Swim in beautiful protected sandy coves with surf ponding the protecting rocks. The beach isn’t accessible by road. Visitors either canoe along the coast, past the 16th-century shipwreck of the Sao Bento, or hike along a trail that follows the river.
Eland, red hartebeest, blue wildebeest, blesbok and zebra graze the grasslands on the plains. Spring clothes the hills in wonderful flowers and orchids. The forested ravines attract a wide range of birdlife and the rivers have fish eagle gliding and calling overhead. Among birds which may be seen in this terrain are the Redshouldered Window, Yellow throated Longclaw, Common Waxbill, Croaking Cisticola, Orange Throated Long-Claw, Ground Hornbill with Gurneys Sugarbird and the Greater Double Collared Sunbird, seeking nectar from the flowering strelitzias.
Two sizeable vulture colonies thrive in the cliff faces of the Msikaba and Mtentu gorges. Crowned eagles can be seen.
“Pockets of thick coastal forest echo with Knysna loeries, while shy kudu …hide away in the blanket of greenness. The most extensive forest lies in the north-west of the reserve, in an area known as “The Superbowl”. Here, a massive amphitheatre of sandstone cliffs surrounds several hectares of luminous high-canopy forest. Birds including Trumpeter Hornbill, Rameron Pigeon and many more are abundant.

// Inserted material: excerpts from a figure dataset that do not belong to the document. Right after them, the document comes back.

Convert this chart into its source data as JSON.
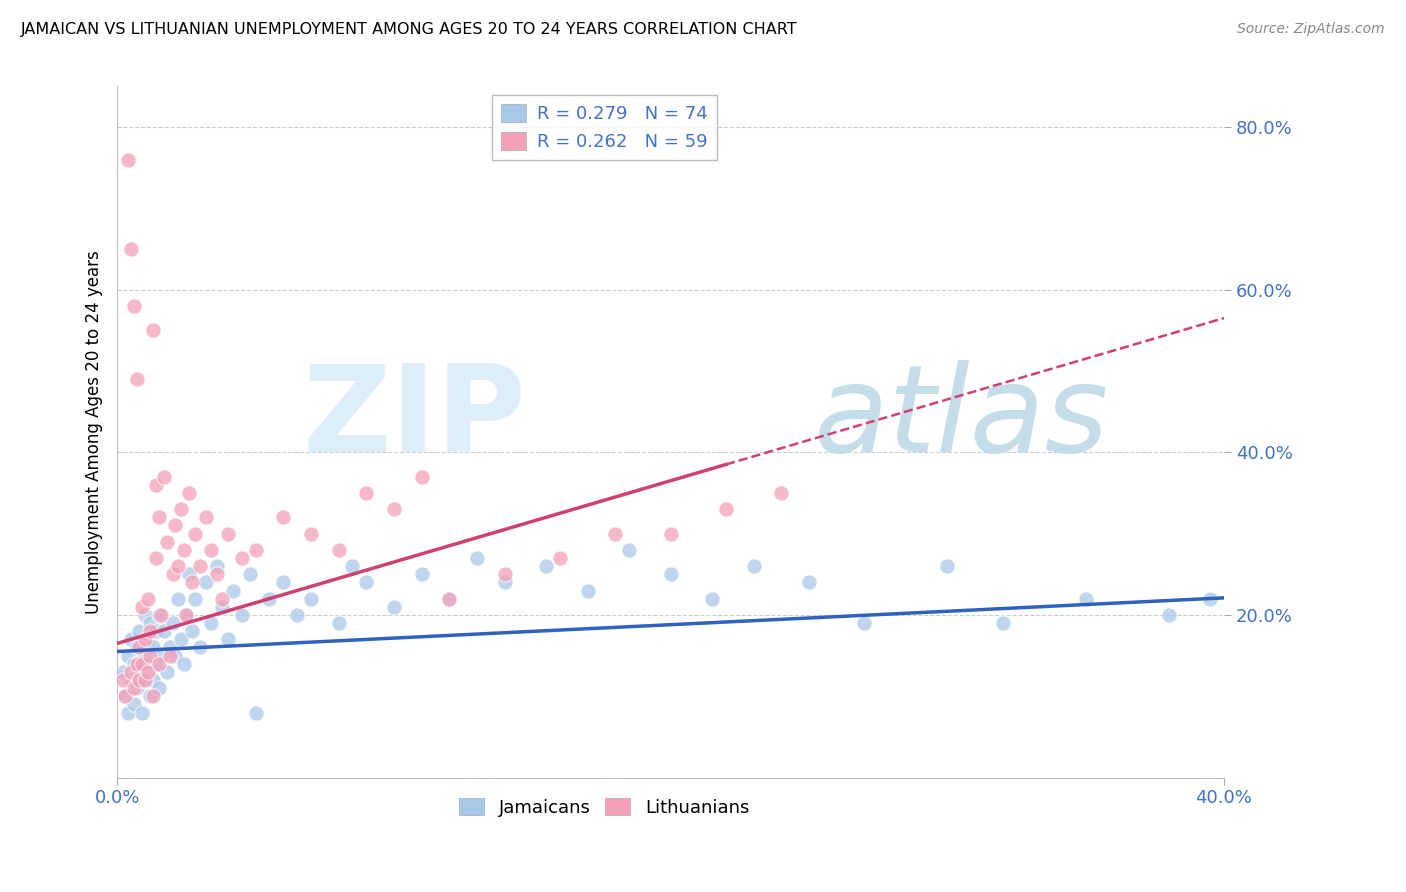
{
  "title": "JAMAICAN VS LITHUANIAN UNEMPLOYMENT AMONG AGES 20 TO 24 YEARS CORRELATION CHART",
  "source": "Source: ZipAtlas.com",
  "ylabel_text": "Unemployment Among Ages 20 to 24 years",
  "legend_entry1": "R = 0.279   N = 74",
  "legend_entry2": "R = 0.262   N = 59",
  "jamaicans_color": "#a8c8e8",
  "lithuanians_color": "#f4a0b8",
  "trend_blue": "#3060c0",
  "trend_pink": "#d04070",
  "xlim": [
    0.0,
    0.4
  ],
  "ylim": [
    0.0,
    0.85
  ],
  "ytick_vals": [
    0.2,
    0.4,
    0.6,
    0.8
  ],
  "ytick_labels": [
    "20.0%",
    "40.0%",
    "60.0%",
    "80.0%"
  ],
  "grid_color": "#cccccc",
  "background_color": "#ffffff",
  "watermark_zip_color": "#dde8f0",
  "watermark_atlas_color": "#c8dcea",
  "jamaicans_x": [
    0.002,
    0.003,
    0.004,
    0.004,
    0.005,
    0.005,
    0.006,
    0.006,
    0.007,
    0.007,
    0.008,
    0.008,
    0.009,
    0.009,
    0.01,
    0.01,
    0.011,
    0.011,
    0.012,
    0.012,
    0.013,
    0.013,
    0.014,
    0.014,
    0.015,
    0.015,
    0.016,
    0.017,
    0.018,
    0.019,
    0.02,
    0.021,
    0.022,
    0.023,
    0.024,
    0.025,
    0.026,
    0.027,
    0.028,
    0.03,
    0.032,
    0.034,
    0.036,
    0.038,
    0.04,
    0.042,
    0.045,
    0.048,
    0.05,
    0.055,
    0.06,
    0.065,
    0.07,
    0.08,
    0.085,
    0.09,
    0.1,
    0.11,
    0.12,
    0.13,
    0.14,
    0.155,
    0.17,
    0.185,
    0.2,
    0.215,
    0.23,
    0.25,
    0.27,
    0.3,
    0.32,
    0.35,
    0.38,
    0.395
  ],
  "jamaicans_y": [
    0.13,
    0.1,
    0.15,
    0.08,
    0.12,
    0.17,
    0.14,
    0.09,
    0.16,
    0.11,
    0.14,
    0.18,
    0.12,
    0.08,
    0.15,
    0.2,
    0.13,
    0.17,
    0.1,
    0.19,
    0.16,
    0.12,
    0.18,
    0.14,
    0.2,
    0.11,
    0.15,
    0.18,
    0.13,
    0.16,
    0.19,
    0.15,
    0.22,
    0.17,
    0.14,
    0.2,
    0.25,
    0.18,
    0.22,
    0.16,
    0.24,
    0.19,
    0.26,
    0.21,
    0.17,
    0.23,
    0.2,
    0.25,
    0.08,
    0.22,
    0.24,
    0.2,
    0.22,
    0.19,
    0.26,
    0.24,
    0.21,
    0.25,
    0.22,
    0.27,
    0.24,
    0.26,
    0.23,
    0.28,
    0.25,
    0.22,
    0.26,
    0.24,
    0.19,
    0.26,
    0.19,
    0.22,
    0.2,
    0.22
  ],
  "lithuanians_x": [
    0.002,
    0.003,
    0.004,
    0.005,
    0.005,
    0.006,
    0.006,
    0.007,
    0.007,
    0.008,
    0.008,
    0.009,
    0.009,
    0.01,
    0.01,
    0.011,
    0.011,
    0.012,
    0.012,
    0.013,
    0.013,
    0.014,
    0.014,
    0.015,
    0.015,
    0.016,
    0.017,
    0.018,
    0.019,
    0.02,
    0.021,
    0.022,
    0.023,
    0.024,
    0.025,
    0.026,
    0.027,
    0.028,
    0.03,
    0.032,
    0.034,
    0.036,
    0.038,
    0.04,
    0.045,
    0.05,
    0.06,
    0.07,
    0.08,
    0.09,
    0.1,
    0.11,
    0.12,
    0.14,
    0.16,
    0.18,
    0.2,
    0.22,
    0.24
  ],
  "lithuanians_y": [
    0.12,
    0.1,
    0.76,
    0.13,
    0.65,
    0.11,
    0.58,
    0.14,
    0.49,
    0.16,
    0.12,
    0.21,
    0.14,
    0.17,
    0.12,
    0.13,
    0.22,
    0.18,
    0.15,
    0.55,
    0.1,
    0.36,
    0.27,
    0.32,
    0.14,
    0.2,
    0.37,
    0.29,
    0.15,
    0.25,
    0.31,
    0.26,
    0.33,
    0.28,
    0.2,
    0.35,
    0.24,
    0.3,
    0.26,
    0.32,
    0.28,
    0.25,
    0.22,
    0.3,
    0.27,
    0.28,
    0.32,
    0.3,
    0.28,
    0.35,
    0.33,
    0.37,
    0.22,
    0.25,
    0.27,
    0.3,
    0.3,
    0.33,
    0.35
  ]
}
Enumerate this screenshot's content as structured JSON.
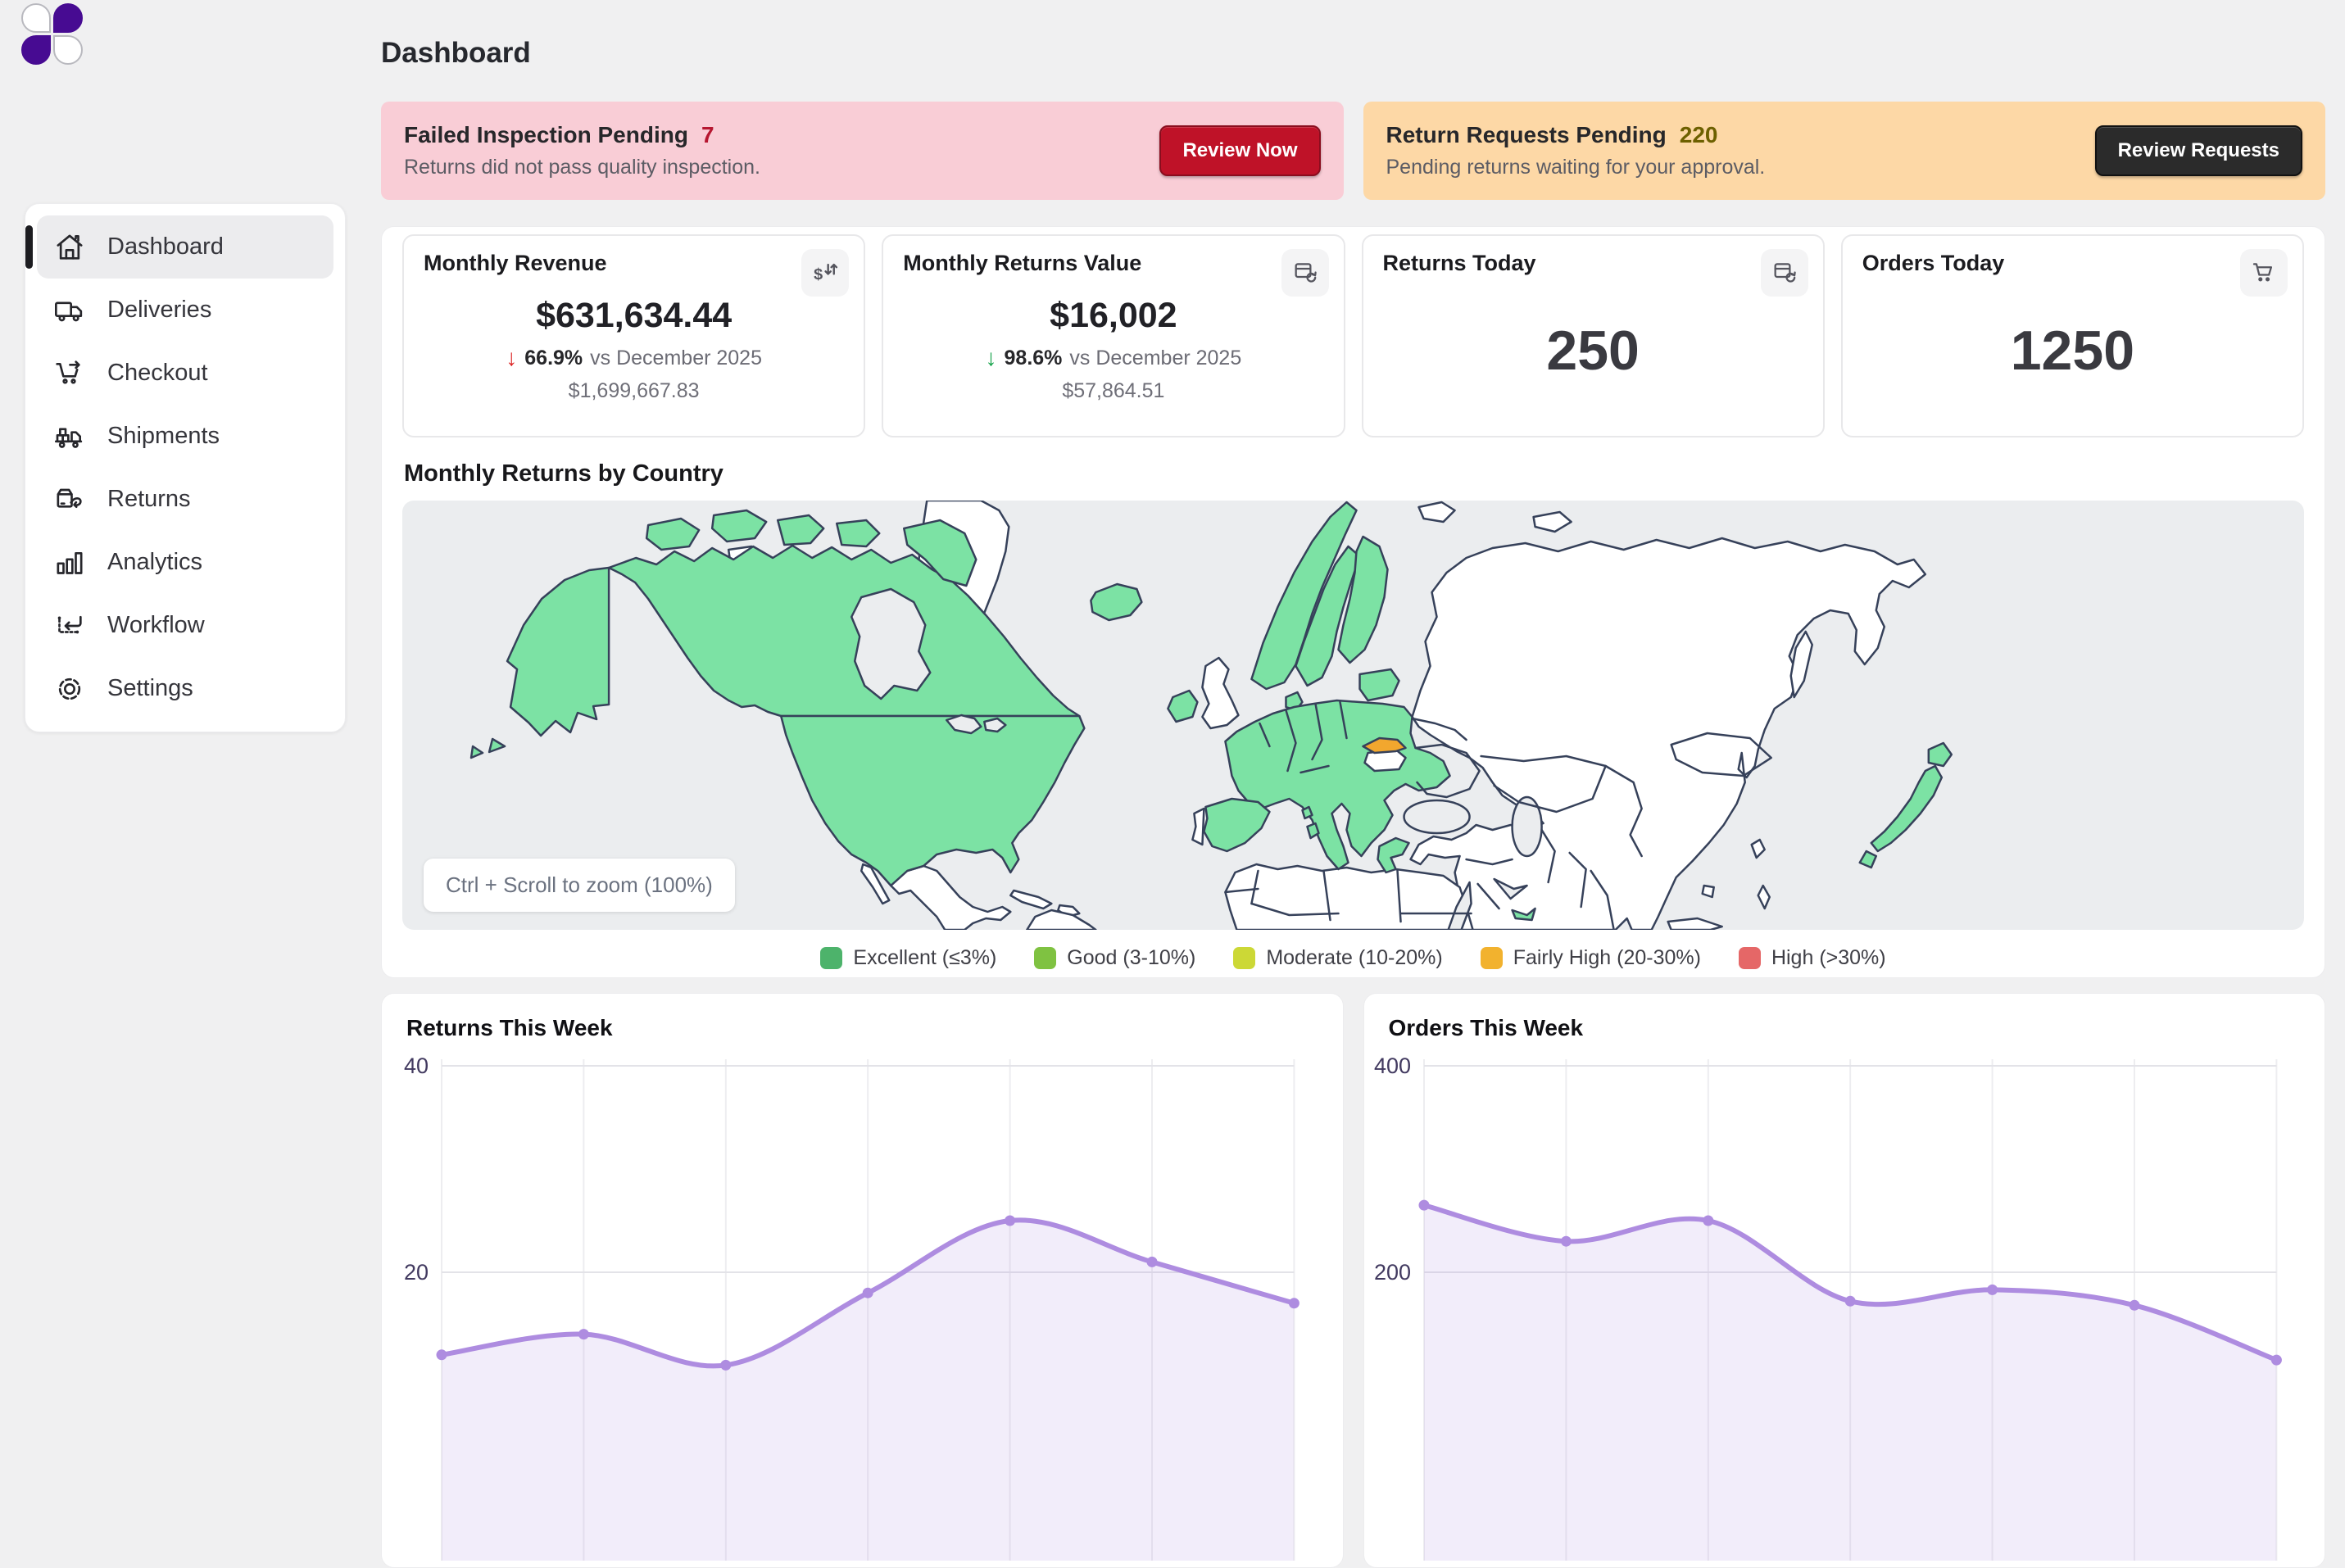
{
  "app": {
    "page_title": "Dashboard",
    "logo": "four-petal-logo"
  },
  "sidebar": {
    "items": [
      {
        "label": "Dashboard",
        "icon": "home-icon",
        "active": true
      },
      {
        "label": "Deliveries",
        "icon": "delivery-truck-icon",
        "active": false
      },
      {
        "label": "Checkout",
        "icon": "checkout-cart-icon",
        "active": false
      },
      {
        "label": "Shipments",
        "icon": "shipments-truck-icon",
        "active": false
      },
      {
        "label": "Returns",
        "icon": "return-box-icon",
        "active": false
      },
      {
        "label": "Analytics",
        "icon": "bar-chart-icon",
        "active": false
      },
      {
        "label": "Workflow",
        "icon": "workflow-icon",
        "active": false
      },
      {
        "label": "Settings",
        "icon": "gear-icon",
        "active": false
      }
    ]
  },
  "alerts": [
    {
      "title": "Failed Inspection Pending",
      "count": "7",
      "description": "Returns did not pass quality inspection.",
      "button_label": "Review Now",
      "background": "#f9cdd6",
      "count_color": "#b61630",
      "button_bg": "#bf1228",
      "button_border": "#8a0d1e",
      "button_text_color": "#ffffff"
    },
    {
      "title": "Return Requests Pending",
      "count": "220",
      "description": "Pending returns waiting for your approval.",
      "button_label": "Review Requests",
      "background": "#fdd8a6",
      "count_color": "#6d6000",
      "button_bg": "#2b2b2b",
      "button_border": "#111111",
      "button_text_color": "#ffffff"
    }
  ],
  "stats": [
    {
      "title": "Monthly Revenue",
      "icon": "currency-exchange-icon",
      "value": "$631,634.44",
      "delta_arrow": "↓",
      "delta_color": "#dc2626",
      "delta": "66.9%",
      "compare": "vs December 2025",
      "secondary": "$1,699,667.83"
    },
    {
      "title": "Monthly Returns Value",
      "icon": "package-sync-icon",
      "value": "$16,002",
      "delta_arrow": "↓",
      "delta_color": "#16a34a",
      "delta": "98.6%",
      "compare": "vs December 2025",
      "secondary": "$57,864.51"
    },
    {
      "title": "Returns Today",
      "icon": "package-sync-icon",
      "value": "250"
    },
    {
      "title": "Orders Today",
      "icon": "cart-icon",
      "value": "1250"
    }
  ],
  "map_section": {
    "title": "Monthly Returns by Country",
    "zoom_hint": "Ctrl + Scroll to zoom (100%)",
    "legend": [
      {
        "label": "Excellent (≤3%)",
        "color": "#4db36b"
      },
      {
        "label": "Good (3-10%)",
        "color": "#7fc241"
      },
      {
        "label": "Moderate (10-20%)",
        "color": "#ccd836"
      },
      {
        "label": "Fairly High (20-30%)",
        "color": "#f2b22e"
      },
      {
        "label": "High (>30%)",
        "color": "#e56767"
      }
    ],
    "fills": {
      "excellent": "#7ce2a4",
      "fairly_high": "#f2a72e",
      "none": "#ffffff"
    }
  },
  "chart_data": [
    {
      "type": "area",
      "title": "Returns This Week",
      "values": [
        12,
        14,
        11,
        18,
        25,
        21,
        17
      ],
      "y_ticks": [
        40,
        20
      ],
      "ylim": [
        0,
        40
      ],
      "x_labels_visible": false,
      "line_color": "#ae8ce0",
      "fill_color": "rgba(174,140,224,0.16)",
      "grid": true
    },
    {
      "type": "area",
      "title": "Orders This Week",
      "values": [
        265,
        230,
        250,
        172,
        183,
        168,
        115
      ],
      "y_ticks": [
        400,
        200
      ],
      "ylim": [
        0,
        400
      ],
      "x_labels_visible": false,
      "line_color": "#ae8ce0",
      "fill_color": "rgba(174,140,224,0.16)",
      "grid": true
    }
  ]
}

In the middle of the crescent of cliffs, a river cascades thirty metres down on its way into the gorge below. You can stand on the edge of the cliffs, listening to the crash of water, and hundreds of birds tweeting, looking down at a scene that is simply breath taking.”
There are also incredible areas of swamp forest where wild frangipani grow side by side with arum lilies and several sedge species grow in the water beneath the trees.
The rivers are now protected and are important nursery areas for ocean fish such as steenbrass.
It is owned by the community but managed by San Parks who have allowed a developer to build a 5* eco lodge of 15 rooms in the northern section. We are unsure if visitors will be able to see much of this section now, so this should be a must go soon, place. The northern section has been fenced and will be private once the new Gwe Gwe Lodge opens in July 2022.
Presently there are only seven simple rondavels for self- catering and a single basic cabin, the stone house, as accommodation. It is basic and geyzers and toilets may not work plus cutlery may be absent, so make a specific request to staff in advance!
“In 1782 one of Britain’s finest vessels, the Grosvenor, struck a submerged reef at Lambasi Bay nearby. Most of the 100-odd survivors attempted an arduous trek back to Port Elizabeth, but a few of the women stayed put. They settled among the local Mpondo people, bearing children and entrenching themselves in the Xhosa customs.”
This for now, is “ still a largely untouched place, a place which could almost be described in Utopian terms. It is probably what most of the east coast of South Africa once looked like a few hundred years ago: plenty of wildlife sharing their space with cattle, while locals lived a life deeply connected to the rhythms of nature, pastoralists and fishermen living off the land and sea, wanting for nothing, yet receiving everything they needed- all the food, water and health they required.”
Mkambati used to be a leper colony until the mid- 20th century. The name comes from the local term for leprosy…but its exact origin is not known.
A 4×4 or a high clearance vehicle is necessary.